Ad industry experts have warned against falling down the “rabbit hole” of focusing on visual attention in ads.
During a panel at Thinkbox’s “Attention in Context” event, speakers discussed the established methods of measuring visual attention and the potential blind spot this could be creating for media planners.
Matt Hill, research and planning director at Thinkbox and chair of the panel, asked panellists if the focus on visual attention meant there was the potential for media planners to go down “rabbit holes” that weren’t optimal for driving attention.
Shazia Ginai, chief executive, Neuro-Insight, agreed with this and added that Neuro-Insight had recently tested the use of sound in ads with Unilever.
Ginai's company showed two sets of respondents the same ad from Unilever, but the second set of respondents were shown the ad with sonic sound at the end.
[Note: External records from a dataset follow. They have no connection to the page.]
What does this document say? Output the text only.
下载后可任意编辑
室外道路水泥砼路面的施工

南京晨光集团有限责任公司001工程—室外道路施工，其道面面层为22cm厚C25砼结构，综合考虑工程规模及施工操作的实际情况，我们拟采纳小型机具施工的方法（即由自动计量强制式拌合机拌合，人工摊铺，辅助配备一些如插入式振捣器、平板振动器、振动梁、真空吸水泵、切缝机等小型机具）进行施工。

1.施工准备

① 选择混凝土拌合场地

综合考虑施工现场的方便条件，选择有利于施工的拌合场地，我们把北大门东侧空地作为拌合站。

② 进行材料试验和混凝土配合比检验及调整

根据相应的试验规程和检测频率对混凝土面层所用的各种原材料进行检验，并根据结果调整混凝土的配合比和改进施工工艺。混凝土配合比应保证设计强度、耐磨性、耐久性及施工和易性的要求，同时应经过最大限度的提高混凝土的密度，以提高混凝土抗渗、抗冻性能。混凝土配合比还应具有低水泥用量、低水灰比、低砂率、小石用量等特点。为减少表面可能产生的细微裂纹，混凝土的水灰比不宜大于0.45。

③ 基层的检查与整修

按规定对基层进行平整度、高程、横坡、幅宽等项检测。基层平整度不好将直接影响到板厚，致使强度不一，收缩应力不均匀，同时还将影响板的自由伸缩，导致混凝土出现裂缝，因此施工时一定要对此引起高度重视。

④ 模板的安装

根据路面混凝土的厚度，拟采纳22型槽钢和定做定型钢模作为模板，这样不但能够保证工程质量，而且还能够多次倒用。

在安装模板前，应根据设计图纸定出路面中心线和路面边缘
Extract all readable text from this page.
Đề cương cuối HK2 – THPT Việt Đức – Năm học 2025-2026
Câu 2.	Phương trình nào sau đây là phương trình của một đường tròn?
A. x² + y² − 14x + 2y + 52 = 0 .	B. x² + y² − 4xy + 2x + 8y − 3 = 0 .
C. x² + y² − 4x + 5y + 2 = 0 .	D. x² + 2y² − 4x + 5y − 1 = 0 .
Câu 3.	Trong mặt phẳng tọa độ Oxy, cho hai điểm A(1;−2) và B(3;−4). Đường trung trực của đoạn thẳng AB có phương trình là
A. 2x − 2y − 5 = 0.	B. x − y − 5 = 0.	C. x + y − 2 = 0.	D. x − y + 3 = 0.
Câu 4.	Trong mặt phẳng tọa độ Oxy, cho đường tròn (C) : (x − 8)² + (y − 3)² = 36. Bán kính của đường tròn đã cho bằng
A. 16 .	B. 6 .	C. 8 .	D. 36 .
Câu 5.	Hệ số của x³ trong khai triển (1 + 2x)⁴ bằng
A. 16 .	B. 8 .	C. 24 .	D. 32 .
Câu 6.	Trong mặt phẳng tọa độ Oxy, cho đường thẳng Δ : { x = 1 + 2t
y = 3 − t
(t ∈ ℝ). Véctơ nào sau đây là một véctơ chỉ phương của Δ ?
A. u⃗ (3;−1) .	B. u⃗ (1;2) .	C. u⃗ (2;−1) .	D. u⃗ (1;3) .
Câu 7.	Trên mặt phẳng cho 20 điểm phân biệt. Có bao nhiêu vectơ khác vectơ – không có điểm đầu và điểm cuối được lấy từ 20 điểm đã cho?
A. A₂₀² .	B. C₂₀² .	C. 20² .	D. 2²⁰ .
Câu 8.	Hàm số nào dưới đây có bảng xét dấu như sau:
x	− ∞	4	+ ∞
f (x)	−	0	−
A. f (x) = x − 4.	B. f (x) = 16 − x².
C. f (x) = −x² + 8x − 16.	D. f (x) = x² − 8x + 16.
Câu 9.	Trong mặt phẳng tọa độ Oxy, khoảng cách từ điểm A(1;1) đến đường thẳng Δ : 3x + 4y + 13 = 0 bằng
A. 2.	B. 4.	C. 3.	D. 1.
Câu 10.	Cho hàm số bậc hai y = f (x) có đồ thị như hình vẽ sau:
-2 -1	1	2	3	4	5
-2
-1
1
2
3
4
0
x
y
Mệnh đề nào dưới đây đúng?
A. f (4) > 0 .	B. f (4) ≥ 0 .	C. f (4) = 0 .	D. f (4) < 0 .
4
The latter’s brain response was 24% higher than the respondents without.
Ginai added: “We're going to go down the rabbit hole quite quickly, because there is audio-only advertising which is taking centre stage with things like podcasts. We aren't going to have visual as a medium in every instance and so audio needs to be treated in isolation.
“There are ways in which you can capture attention when it comes to audio, but it's not going to be through eye tracking. So we're definitely missing a piece of the puzzle there.”
Kate Hartley, managing director, product and innovation at Dentsu Data Labs, added that in her work, sound adds a 12% lift to the effect of an ad, which can rise to as much as 56%.
Panellist Sam Gaunt, EMEA media strategy director at GlaxoSmithKline, also used the example of the McDonald’s whistle, and said: “That really cuts through. You can hear it above anything else.”
In a talk before the panel session, Dr Ali Goode illustrated the importance of sound in visual ads through his research.
Conducted between 2019 and 2020, the research saw one participant stay glued to his phone throughout the entire TV ad, but as soon as the jingle “Did somebody say Just Eat?” played, he sang in time with it.
Speaking to ±±¾©Èü³µpk10, Goode said: “A lot of technology has been focused very much on visual attention, with what eyes are looking at, where gaze is, and attention is a much bigger story than that."